As per a survey conducted by the Korean government, the suicide ratio in the age group of between 9 and 24 is much higher than what it was a decade ago. In 2013, for instance, there were 7.4 suicides per 100,000 youth, compared to 7.8 in 2014.
Back then, deaths resulting from traffic accidents claimed most teenage lives, (9.6 per 100,000 youth). But in recent times, the rate of traffic-related deaths has gone down to 4.4 per 100,000 while the number of people committing suicide has gone up.
The rising number of suicides among the youth has actually been a problem for South Korea for quite some time. Despite measures by the government, more and more Koreans killed themselves from the early '90s until 1998. The trend subsided a bit in the next two years but the suicide rate resumed its upward trend in the 2000s and hasn't slowed down since.
It raises the question: What's so different in South Korea that their youth are so fed up with life? Some common reasons cited are the pressure to do well academically, intense career competition and the general stress of the daily life.

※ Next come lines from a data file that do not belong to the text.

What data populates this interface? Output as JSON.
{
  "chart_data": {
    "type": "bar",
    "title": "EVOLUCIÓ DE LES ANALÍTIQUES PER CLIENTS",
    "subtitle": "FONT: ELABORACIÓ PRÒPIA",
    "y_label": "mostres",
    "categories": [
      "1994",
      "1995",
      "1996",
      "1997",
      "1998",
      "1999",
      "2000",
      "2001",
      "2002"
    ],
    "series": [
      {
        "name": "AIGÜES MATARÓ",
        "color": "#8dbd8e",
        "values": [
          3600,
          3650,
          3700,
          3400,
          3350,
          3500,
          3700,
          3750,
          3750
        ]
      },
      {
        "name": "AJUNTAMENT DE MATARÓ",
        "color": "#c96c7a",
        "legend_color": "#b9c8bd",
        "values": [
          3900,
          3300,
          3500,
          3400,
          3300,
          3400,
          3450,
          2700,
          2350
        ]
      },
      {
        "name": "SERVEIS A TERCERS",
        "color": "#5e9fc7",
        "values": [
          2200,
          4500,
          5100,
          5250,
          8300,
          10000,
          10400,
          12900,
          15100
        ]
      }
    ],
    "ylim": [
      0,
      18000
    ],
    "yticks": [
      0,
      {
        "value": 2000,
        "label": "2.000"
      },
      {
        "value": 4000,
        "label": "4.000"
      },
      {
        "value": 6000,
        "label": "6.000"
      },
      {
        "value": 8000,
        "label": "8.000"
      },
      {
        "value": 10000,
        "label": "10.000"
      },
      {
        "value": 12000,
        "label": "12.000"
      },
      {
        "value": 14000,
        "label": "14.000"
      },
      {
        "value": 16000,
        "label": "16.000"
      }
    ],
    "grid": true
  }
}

Mind you, South Korea has a well-known obsession with education, and it's a common sight for Korean students to return home late at night after spending their entire day in schools or hagwons (after school tutoring academies). Korea has built its strong economy by focusing on the education sector, but now the obsession has gotten out of hand. This is evident with the findings of another study, which revealed that almost 60 percent of South Korean students experience school-related stress.
Is education the key to success? Yes, it is. But when it comes at the price of life itself, perhaps it is time to tone things down a bit.